Béatrice Brugère : Les critiques ne portent pas tant sur le fonctionnement de l'institution judiciaire que sur l'incapacité des gouvernants à réguler une véritable politique migratoire et notamment à mettre à exécution les OQTF

De fait du point de vue de la justice, même si la question de la fragilité et donc de l'irresponsabilité psychique de la meurtrière présumée a été évoquée, elle n'a pas en l'état été déclarée irresponsable pénalement, a pu être mise en examen puis écrouée, son état psychique n'ayant pas été déclaré incompatible ni avec la garde à vue, ni avec le placement en détention provisoire.

Sur l'aspect de la situation administrative de la mise en cause, qui n'aurait pas dû se trouver sur le territoire français, celle ci ne concerne de fait pas tant les juges que le rôle du préfet et du législateur, donc du pouvoir politique :  c'est bien le Préfet qui 1/ décide des OQTF, de leur délai d'exécution, de l'interdiction de revenir ou non sur le territoire national et 2/ du placement en Centre de rétention administratif, le juge n'intervenant qu'à la marge.
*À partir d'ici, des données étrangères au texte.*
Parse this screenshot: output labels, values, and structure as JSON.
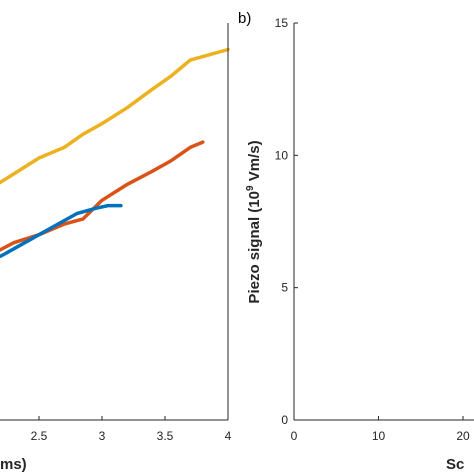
{
  "chart_data": [
    {
      "type": "line",
      "xlabel": "ms)",
      "ylabel": "",
      "xlim": [
        1.55,
        4.0
      ],
      "ylim": [
        0,
        15
      ],
      "x_ticks": [
        "2.5",
        "3",
        "3.5",
        "4"
      ],
      "grid": false,
      "series": [
        {
          "color": "#EDB120",
          "x": [
            1.55,
            1.8,
            1.95,
            2.1,
            2.3,
            2.5,
            2.7,
            2.85,
            3.0,
            3.2,
            3.4,
            3.55,
            3.7,
            3.85,
            4.0
          ],
          "y": [
            7.8,
            7.9,
            8.3,
            8.7,
            9.3,
            9.9,
            10.3,
            10.8,
            11.2,
            11.8,
            12.5,
            13.0,
            13.6,
            13.8,
            14.0
          ]
        },
        {
          "color": "#D95319",
          "x": [
            1.55,
            1.75,
            1.9,
            2.1,
            2.3,
            2.5,
            2.7,
            2.85,
            3.0,
            3.2,
            3.4,
            3.55,
            3.7,
            3.8
          ],
          "y": [
            5.3,
            5.6,
            5.9,
            6.2,
            6.7,
            7.0,
            7.4,
            7.6,
            8.3,
            8.9,
            9.4,
            9.8,
            10.3,
            10.5
          ]
        },
        {
          "color": "#0072BD",
          "x": [
            1.55,
            1.7,
            1.85,
            2.0,
            2.2,
            2.35,
            2.5,
            2.65,
            2.8,
            2.95,
            3.05,
            3.15
          ],
          "y": [
            4.9,
            5.2,
            5.5,
            5.8,
            6.2,
            6.6,
            7.0,
            7.4,
            7.8,
            8.0,
            8.1,
            8.1
          ]
        }
      ]
    },
    {
      "type": "line",
      "panel_label": "b)",
      "xlabel": "Sc",
      "ylabel": "Piezo signal (10",
      "ylabel_sup": "9",
      "ylabel_rest": " Vm/s)",
      "xlim": [
        0,
        28
      ],
      "ylim": [
        0,
        15
      ],
      "x_ticks": [
        "0",
        "10",
        "20"
      ],
      "y_ticks": [
        "0",
        "5",
        "10",
        "15"
      ],
      "grid": false,
      "series": []
    }
  ]
}
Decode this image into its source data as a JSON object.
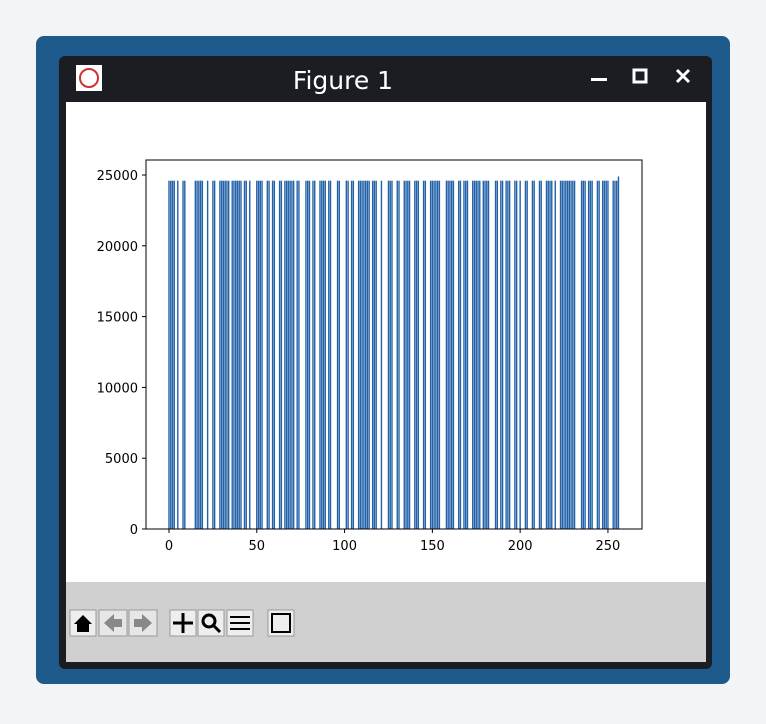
{
  "window": {
    "title": "Figure 1"
  },
  "chart_data": {
    "type": "bar",
    "color": "#2462a8",
    "x": [
      0,
      1,
      2,
      3,
      5,
      8,
      9,
      15,
      16,
      17,
      18,
      19,
      22,
      25,
      26,
      29,
      30,
      31,
      32,
      33,
      34,
      36,
      37,
      38,
      39,
      40,
      41,
      43,
      44,
      46,
      50,
      51,
      52,
      53,
      56,
      57,
      59,
      60,
      63,
      64,
      66,
      67,
      68,
      69,
      70,
      71,
      73,
      74,
      78,
      79,
      80,
      82,
      83,
      86,
      87,
      88,
      89,
      91,
      92,
      96,
      97,
      101,
      102,
      104,
      105,
      108,
      109,
      110,
      111,
      112,
      113,
      114,
      116,
      117,
      118,
      121,
      125,
      126,
      127,
      130,
      131,
      134,
      135,
      136,
      137,
      140,
      141,
      142,
      145,
      146,
      149,
      150,
      151,
      152,
      153,
      154,
      158,
      159,
      160,
      161,
      162,
      165,
      166,
      168,
      169,
      170,
      173,
      174,
      175,
      176,
      177,
      179,
      180,
      181,
      182,
      186,
      187,
      189,
      190,
      192,
      193,
      194,
      197,
      198,
      200,
      203,
      204,
      207,
      208,
      211,
      212,
      215,
      216,
      217,
      218,
      220,
      223,
      224,
      225,
      226,
      227,
      228,
      229,
      230,
      231,
      235,
      236,
      237,
      239,
      240,
      241,
      244,
      245,
      247,
      248,
      249,
      250,
      253,
      254,
      255,
      256
    ],
    "values": [
      24600,
      24600,
      24600,
      24600,
      24600,
      24600,
      24600,
      24600,
      24600,
      24600,
      24600,
      24600,
      24600,
      24600,
      24600,
      24600,
      24600,
      24600,
      24600,
      24600,
      24600,
      24600,
      24600,
      24600,
      24600,
      24600,
      24600,
      24600,
      24600,
      24600,
      24600,
      24600,
      24600,
      24600,
      24600,
      24600,
      24600,
      24600,
      24600,
      24600,
      24600,
      24600,
      24600,
      24600,
      24600,
      24600,
      24600,
      24600,
      24600,
      24600,
      24600,
      24600,
      24600,
      24600,
      24600,
      24600,
      24600,
      24600,
      24600,
      24600,
      24600,
      24600,
      24600,
      24600,
      24600,
      24600,
      24600,
      24600,
      24600,
      24600,
      24600,
      24600,
      24600,
      24600,
      24600,
      24600,
      24600,
      24600,
      24600,
      24600,
      24600,
      24600,
      24600,
      24600,
      24600,
      24600,
      24600,
      24600,
      24600,
      24600,
      24600,
      24600,
      24600,
      24600,
      24600,
      24600,
      24600,
      24600,
      24600,
      24600,
      24600,
      24600,
      24600,
      24600,
      24600,
      24600,
      24600,
      24600,
      24600,
      24600,
      24600,
      24600,
      24600,
      24600,
      24600,
      24600,
      24600,
      24600,
      24600,
      24600,
      24600,
      24600,
      24600,
      24600,
      24600,
      24600,
      24600,
      24600,
      24600,
      24600,
      24600,
      24600,
      24600,
      24600,
      24600,
      24600,
      24600,
      24600,
      24600,
      24600,
      24600,
      24600,
      24600,
      24600,
      24600,
      24600,
      24600,
      24600,
      24600,
      24600,
      24600,
      24600,
      24600,
      24600,
      24600,
      24600,
      24600,
      24600,
      24600,
      24600,
      24900
    ],
    "bar_width": 0.8,
    "xlim": [
      -13.1,
      269.4
    ],
    "ylim": [
      0,
      26060
    ],
    "xticks": [
      0,
      50,
      100,
      150,
      200,
      250
    ],
    "yticks": [
      0,
      5000,
      10000,
      15000,
      20000,
      25000
    ]
  }
}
On pourrait ajouter le rôle des associations (type CIMADE, France Terre d'asile) qui conseillent les étrangers sur la régularité de la procédure.

La difficulté très concrète à expulser les étrangers en situation irrégulière (et donc à mettre à exécution les OQTF) résulte essentiellement d'une législation ultra complexe et d'une multitude de recours possibles, pointée d'ailleurs dans un rapport d'information du Sénat du 10 mai 2022. Elle résulte aussi d'un manque de volonté politique, à mettre en place un véritable contrôle et donc une véritable contrainte, sur les étrangers en situation irrégulière.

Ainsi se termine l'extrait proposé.